Ground cherries are a southern garden essential because they thrive in the heat while many other crops struggle. You can use the fruits in salsas, jams, and fruit pies. This tropical-native plant is frost-sensitive, so you can’t grow them outside until two to four weeks after your average last spring frost.
The plants reliably last all summer and produce more mini-tomatillo-shaped fruits than you’ll know what to do with. The fallen fruits should be warm golden yellow and about ½” in diameter. Stake or trellis these for a cleaner, more compact growth habit.
Okra
Okra is one of the most heat-loving vegetables you can grow in your garden. Bolting is not a problem because you actually want these plants to produce flowers and fruits. ‘Clemson Spineless 80’ was developed at Clemson University specifically for growing in the Deep South. The uniquely grooved pods are highly desirable amongst okra lovers, with delicious full-bodied flavor. They are best harvested at three to four inches long for the most tender skins. The pods can become tough if you let them get too big.
Okra is extremely heat tolerant, reliably standing in the garden even through sweltering triple digits.
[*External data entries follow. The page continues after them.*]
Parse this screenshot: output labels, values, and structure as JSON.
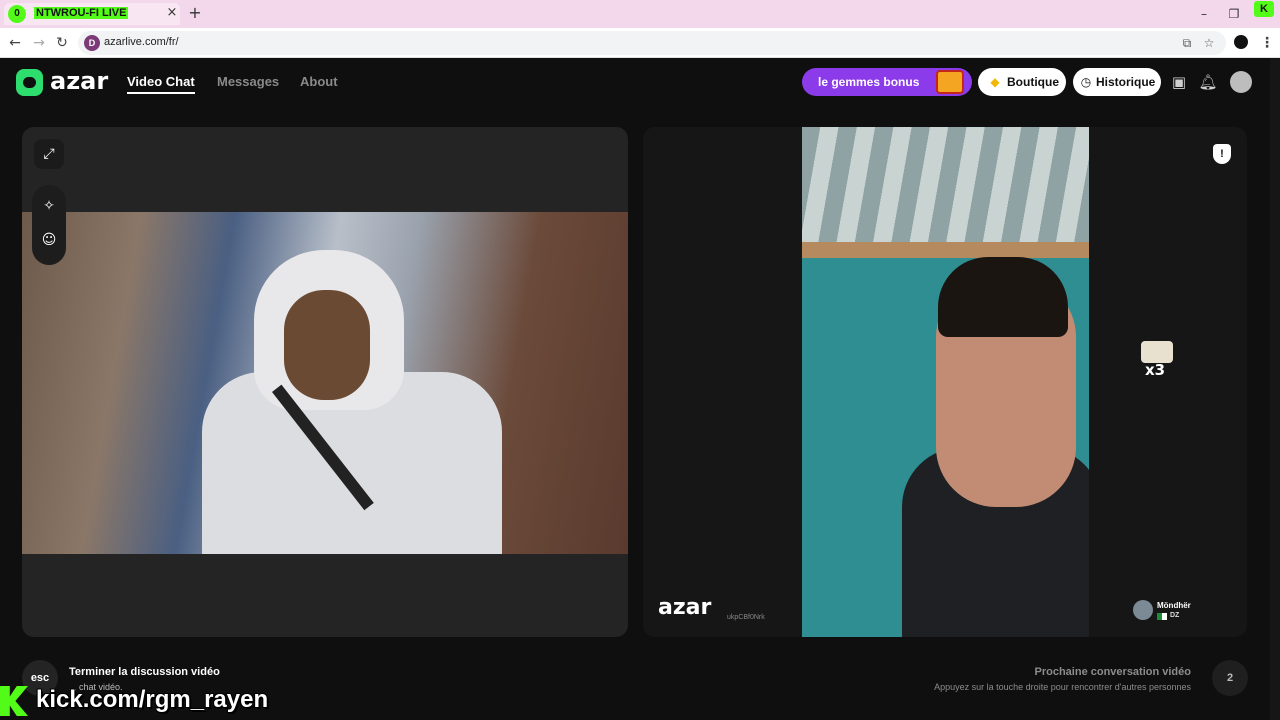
{
  "browser": {
    "tab": {
      "live_count": "0",
      "title": "NTWROU-FI LIVE",
      "close_glyph": "×"
    },
    "new_tab_glyph": "+",
    "window_controls": {
      "minimize": "–",
      "restore": "❐",
      "close": "✕"
    },
    "extension_badge": "K",
    "nav": {
      "back": "←",
      "forward": "→",
      "reload": "↻"
    },
    "url": "azarlive.com/fr/",
    "site_icon_glyph": "D",
    "menu_glyph": "⋮"
  },
  "header": {
    "logo_text": "azar",
    "nav": [
      {
        "label": "Video Chat",
        "active": true
      },
      {
        "label": "Messages",
        "active": false
      },
      {
        "label": "About",
        "active": false
      }
    ],
    "gems_button": "le gemmes bonus",
    "boutique_button": "Boutique",
    "historique_button": "Historique",
    "icons": [
      "inbox-icon",
      "bell-icon",
      "user-avatar"
    ]
  },
  "self_panel": {
    "tools": [
      "expand-icon",
      "magic-wand-icon",
      "face-filter-icon"
    ]
  },
  "remote_panel": {
    "watermark": "azar",
    "watermark_id": "ukpCBf0Nrk",
    "gift_multiplier": "x3",
    "user": {
      "name": "Möndhër",
      "country": "DZ"
    }
  },
  "bottom": {
    "esc_key": "esc",
    "end_title": "Terminer la discussion vidéo",
    "end_hint": "... chat vidéo.",
    "next_title": "Prochaine conversation vidéo",
    "next_hint": "Appuyez sur la touche droite pour rencontrer d'autres personnes",
    "next_key": "2"
  },
  "overlay": {
    "kick_handle": "kick.com/rgm_rayen"
  },
  "colors": {
    "accent_green": "#53fc18",
    "gems_purple": "#8b3bea",
    "brand_green": "#2dde6e"
  }
}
As long as you provide some regular moisture and full sunshine, these plants are the perfect summer vegetable to harvest when many other crops have become inedible due to bolting. Okra flowers are also highly attractive to flowers and add a beautiful ornamental display similar to hollyhocks.
Final Thoughts
Bolting is a natural part of plants’ life cycles, but it can be annoying for gardeners when the edible parts of the crop become tough, bitter, or undesirable. You can prevent bolting by choosing cultivars that are bred for bolt resistance and heat tolerance. Keep your crops well-watered (but never soggy) and buffered against temperature extremes by using mulch, row cover, or shade cloth, when appropriate.
Clever companion planting, such as cilantro under the dappled shade of tomatoes or lettuce at the base of trellised cucumbers, can help provide cooler conditions to crops that tend to bolt in the heat.
Most importantly, regularly harvest your vegetables (especially those greens!) to prolong the leafy production phase and prevent them from going to seed.